Page 119 of Walking Red Flag

He’d saved me, and I couldn’t dream up a better man.

I always mean what I say, even if I don’t mean to say it out loud.

—Cutter to Milena

CUTTER

I came inside, sweat dripping from every inch of my skin, and found my wife at the window.

“Watching me?” I drawled.

She raised a brow. “If there’s ever a time that I don’t watch you chop wood up outside with an axe, you should probably make sure I don’t have a brain tumor or something.”

This woman.

I grinned. “I’m gonna go shower.”

She licked her lips. “You do that.”

My hand brushed her hip as I passed, and I tugged on the tiny belt loop.

Her “hey” made me smile, and while she was distracted I snatched a fish stick off the plate in front of her—one that was likely for our kid—and popped it into my mouth.

I immediately did the hee-hoo-hee-hoo thing people do when they eat something incredibly way too hot.

She caught my face in her hands, brought my open mouth down to hers, then blew in it.

I closed my teeth around the food to keep myself from spewing it in her face, then started to laugh.

“That was new.” I chuckled after swallowing the still-piping-hot fish stick.

“I’m sorry, I panicked.” She blushed. “Those were like fresh out of the air fryer!”

I pulled her into my arms, careful of her plate of fish sticks, and said, “It turned me on.”

She rolled her eyes, uncaring of the sweat that was now covering her, and said, “It doesn’t take much, hubby.”

I pressed a kiss to her nose, then pulled away.

She rolled her eyes at the sweat left behind, but didn’t react more than that.

It was likely one of the cleaner things on her body right now.

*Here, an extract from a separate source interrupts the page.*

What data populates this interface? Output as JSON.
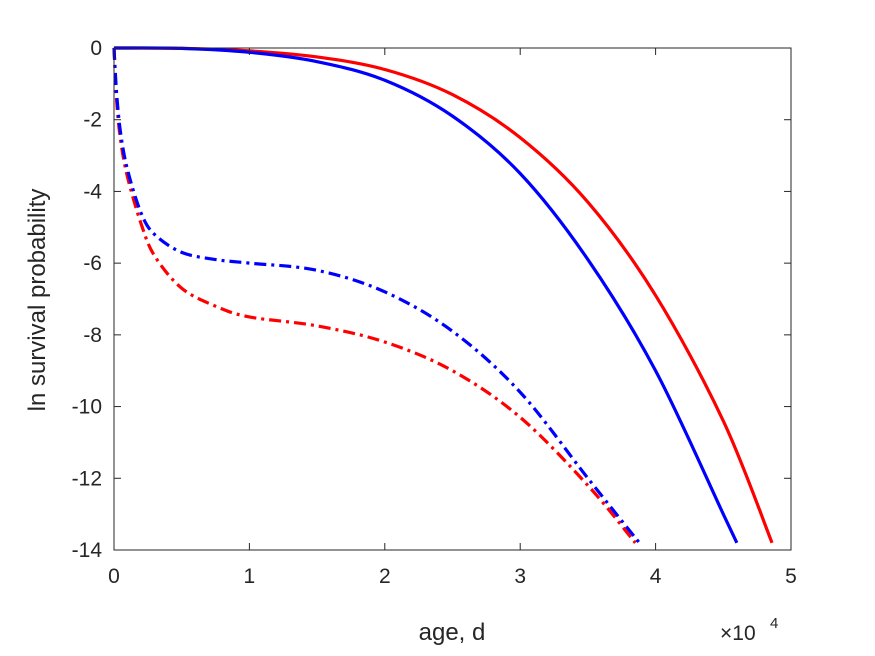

With three kids under five, one of which was an infant, bodily fluids were her jam.

I headed up the stairs of our home—we’d decided to stay in the home that Shasha built for her, but added onto it—and stopped in the doorway of my daughter’s room.

She was playing with the toy kitchen that I’d made her for her third birthday.

“Where is it?” she asked, I’m guessing, herself.

Or possibly her bear.

It was definitely possible she was talking to the bear.

The bear that we’d gotten her the day that she was born, and she carried with her everywhere.

She bent down and opened the “oven” door and said, “Ah-ha!”